Median household income reaches all-time high
Lower-income families gained the most
Women gained ground
Minorities gained more than whites.
Medicaid enrollment dropped.
Not that you’d ever know it from the media blackout, but households have seen the biggest jump in real median income in at least 52 years. The poverty rate is lower than it’s been since at least 1959, the annual Census report on income and poverty shows.
These are incredible achievements that would be leading every newspaper and TV news program if they had happened under a Democratic president. The absence press coverage is even more astounding when you consider that the gains were among lower-income families, women, blacks and Hispanics.
In other words, every constituent group that Democrats claim that they represent.
Here’s the rundown:
Median household income reaches all-time high: In 2019, median household income shot up 6.8%, the biggest annual increase since at least 1967. To understand how impressive this is, consider that the next biggest increase was 5% in 2015, which came after five years of declines. (When Barack Obama left office, median household income was essentially where it was back in 2000.) From 1967 to 2018, the average annual increase was a mere 0.6%.
Lower-income families gained the most. Despite the endless chants about how President Donald Trump’s policies benefited only the rich, the truth is that lower-income families made the biggest gains in his first three years in office.

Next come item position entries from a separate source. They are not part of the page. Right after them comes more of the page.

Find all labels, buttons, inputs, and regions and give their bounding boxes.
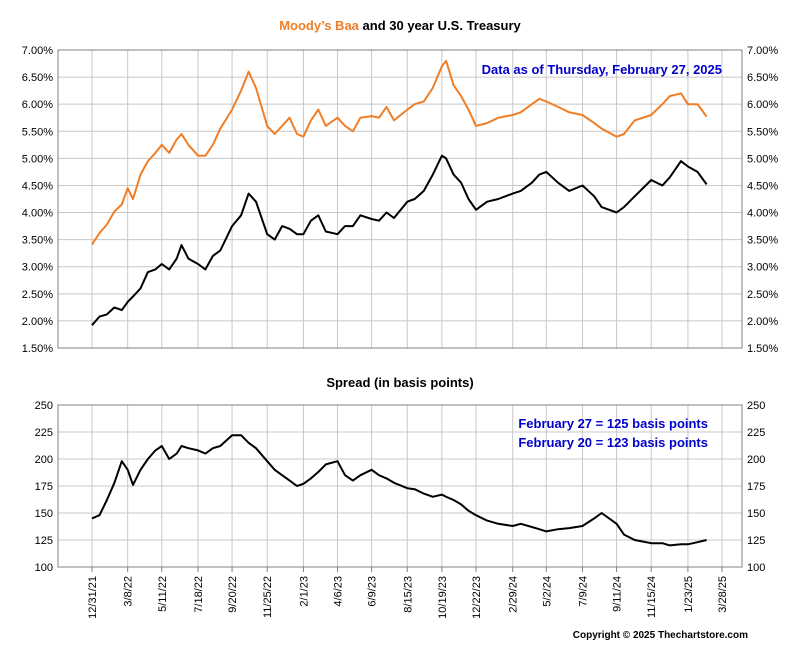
top-ytick-right-0: 1.50% [747, 343, 778, 355]
top-ytick-left-0: 1.50% [22, 343, 53, 355]
top-ytick-right-9: 6.00% [747, 99, 778, 111]
top-ytick-left-9: 6.00% [22, 99, 53, 111]
top-plot-frame [57, 49, 743, 349]
title-part-baa: Moody’s Baa [279, 18, 359, 33]
x-tick-label-4: 9/20/22 [227, 576, 239, 613]
top-ytick-right-3: 3.00% [747, 262, 778, 274]
bottom-x-axis: 12/31/21 3/8/22 5/11/22 7/18/22 9/20/22 11/25… [87, 567, 729, 619]
x-tick-label-11: 12/22/23 [471, 576, 483, 619]
bottom-y-axis-left: 100 125 150 175 200 225 250 [35, 400, 53, 574]
x-tick-label-2: 5/11/22 [157, 576, 169, 612]
top-ytick-left-4: 3.50% [22, 235, 53, 247]
top-ytick-right-5: 4.00% [747, 208, 778, 220]
x-tick-label-15: 9/11/24 [612, 576, 624, 612]
top-ytick-right-4: 3.50% [747, 235, 778, 247]
bottom-y-axis-right: 100 125 150 175 200 225 250 [747, 400, 765, 574]
x-tick-label-3: 7/18/22 [193, 576, 205, 613]
x-tick-label-8: 6/9/23 [367, 576, 379, 607]
copyright-text: Copyright © 2025 Thechartstore.com [573, 630, 748, 641]
bottom-ytick-left-3: 175 [35, 481, 53, 493]
x-tick-label-0: 12/31/21 [87, 576, 99, 619]
bottom-ytick-left-6: 250 [35, 400, 53, 412]
top-ytick-left-8: 5.50% [22, 126, 53, 138]
x-tick-label-9: 8/15/23 [402, 576, 414, 613]
bottom-ytick-right-5: 225 [747, 427, 765, 439]
top-chart-title: Moody’s Baa and 30 year U.S. Treasury [279, 18, 521, 33]
top-y-axis-left: 1.50% 2.00% 2.50% 3.00% 3.50% 4.00% 4.50% 5.00%… [22, 45, 53, 355]
bottom-plot-frame [57, 404, 743, 568]
spread-annotation-2: February 20 = 123 basis points [518, 435, 708, 450]
bottom-series-line-0 [91, 434, 707, 547]
top-ytick-right-10: 6.50% [747, 72, 778, 84]
bottom-series-layer [91, 434, 707, 547]
x-tick-label-1: 3/8/22 [123, 576, 135, 607]
top-y-axis-right: 1.50% 2.00% 2.50% 3.00% 3.50% 4.00% 4.50% 5.00%… [747, 45, 778, 355]
top-ytick-left-10: 6.50% [22, 72, 53, 84]
bottom-ytick-left-4: 200 [35, 454, 53, 466]
top-ytick-left-2: 2.50% [22, 289, 53, 301]
top-gridlines [58, 49, 742, 349]
bottom-ytick-right-6: 250 [747, 400, 765, 412]
bottom-ytick-right-0: 100 [747, 562, 765, 574]
x-tick-label-13: 5/2/24 [541, 576, 553, 607]
top-annotation: Data as of Thursday, February 27, 2025 [482, 62, 722, 77]
bottom-ytick-right-3: 175 [747, 481, 765, 493]
spread-annotation-1: February 27 = 125 basis points [518, 416, 708, 431]
top-ytick-left-6: 4.50% [22, 180, 53, 192]
top-ytick-left-5: 4.00% [22, 208, 53, 220]
x-tick-label-12: 2/29/24 [508, 576, 520, 613]
top-ytick-right-11: 7.00% [747, 45, 778, 57]
x-tick-label-16: 11/15/24 [646, 576, 658, 618]
top-ytick-left-3: 3.00% [22, 262, 53, 274]
bottom-ytick-right-4: 200 [747, 454, 765, 466]
bottom-ytick-right-1: 125 [747, 535, 765, 547]
bottom-ytick-left-2: 150 [35, 508, 53, 520]
x-tick-label-17: 1/23/25 [683, 576, 695, 613]
bottom-ytick-left-5: 225 [35, 427, 53, 439]
x-tick-label-10: 10/19/23 [437, 576, 449, 619]
top-ytick-right-1: 2.00% [747, 316, 778, 328]
top-ytick-right-2: 2.50% [747, 289, 778, 301]
x-tick-label-5: 11/25/22 [262, 576, 274, 618]
top-ytick-left-1: 2.00% [22, 316, 53, 328]
bottom-chart-title: Spread (in basis points) [326, 375, 473, 390]
title-part-treasury: and 30 year U.S. Treasury [359, 18, 522, 33]
top-ytick-right-7: 5.00% [747, 153, 778, 165]
top-ytick-right-6: 4.50% [747, 180, 778, 192]
bottom-ytick-left-1: 125 [35, 535, 53, 547]
x-tick-label-14: 7/9/24 [577, 576, 589, 607]
top-series-layer [91, 59, 708, 326]
top-series-line-0 [91, 59, 708, 246]
x-tick-label-7: 4/6/23 [333, 576, 345, 607]
top-ytick-left-11: 7.00% [22, 45, 53, 57]
x-tick-label-18: 3/28/25 [717, 576, 729, 613]
top-ytick-left-7: 5.00% [22, 153, 53, 165]
x-tick-label-6: 2/1/23 [298, 576, 310, 607]
bottom-ytick-right-2: 150 [747, 508, 765, 520]
top-series-line-1 [91, 154, 708, 326]
top-ytick-right-8: 5.50% [747, 126, 778, 138]
bottom-ytick-left-0: 100 [35, 562, 53, 574]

The bottom fifth of households saw their incomes climb 10% under Trump. Those in the next fifth saw incomes rise more than 9%.
The top 5% of households saw their share of total income drop.
As a result, the Census Bureau’s measure of income inequality – the Gini Index – declined in 2018 and 2019.
Women gained ground.The female-to-male earnings ratio – a flawed measure of inequality that is nevertheless a fixation of the left – went from 81.7% in 2017 to 82.3% in 2019. That’s the highest ratio in more than 50 years.
Nearly 3 million women entered the workforce over those years, hitting an all-time high of 52 million. By comparison, 2.1 women million joined the workforce in Obama’s last three years in office.
Minorities gained more than whites.Whites’ median income climbed 6.8% from 2017 to 2019. Blacks saw median incomes rise more than 10%. Asians more than 15%, Hispanics more than 7%.
Poverty plunged.From 2017 to 2019, nearly 6 million people escaped poverty, driving the poverty rate down to 10.5% by 2019. That’s lower than it’s been since at least 1959. In fact, since 1959, the poverty rate has averaged 14%. Among blacks, the poverty rate dropped to 18.8%, also the lowest since at least 1959. Among Hispanics, it dropped from 18.3% to 15.7%, the lowest since at least 1972.
Medicaid enrollment dropped. After steadily rising under Obama, Medicaid enrollment dropped under Trump, falling from 66.4 million in 2016 to 64.1 million in 2019.
Employer coverage climbed. More than 5 million people gained employer-based health care insurance coverage after Trump took office, 1.2 million in 2019 alone. The number of uninsured climbed, but that’s entirely the result of people dropping out of the overpriced ObamaCare individual markets.
Now it is true that all of these gains were upended thanks to the COVID-19 lockdowns, which Democrats insist is all Trump’s fault.
But there’s another way to look at this. Without the economic gains delivered by Trump’s tax cut, and his deregulatory and pro-energy policies, the lockdowns would have been far worse.
What’s more, the recovery from those lockdowns has exceeded everyone’s expectations. Unemployment is already below 9% after hitting 14.7%. Half of the jobs lost as a result of the lockdowns have been regained.
There’s a lot of good news here. No wonder it’s all going unreported.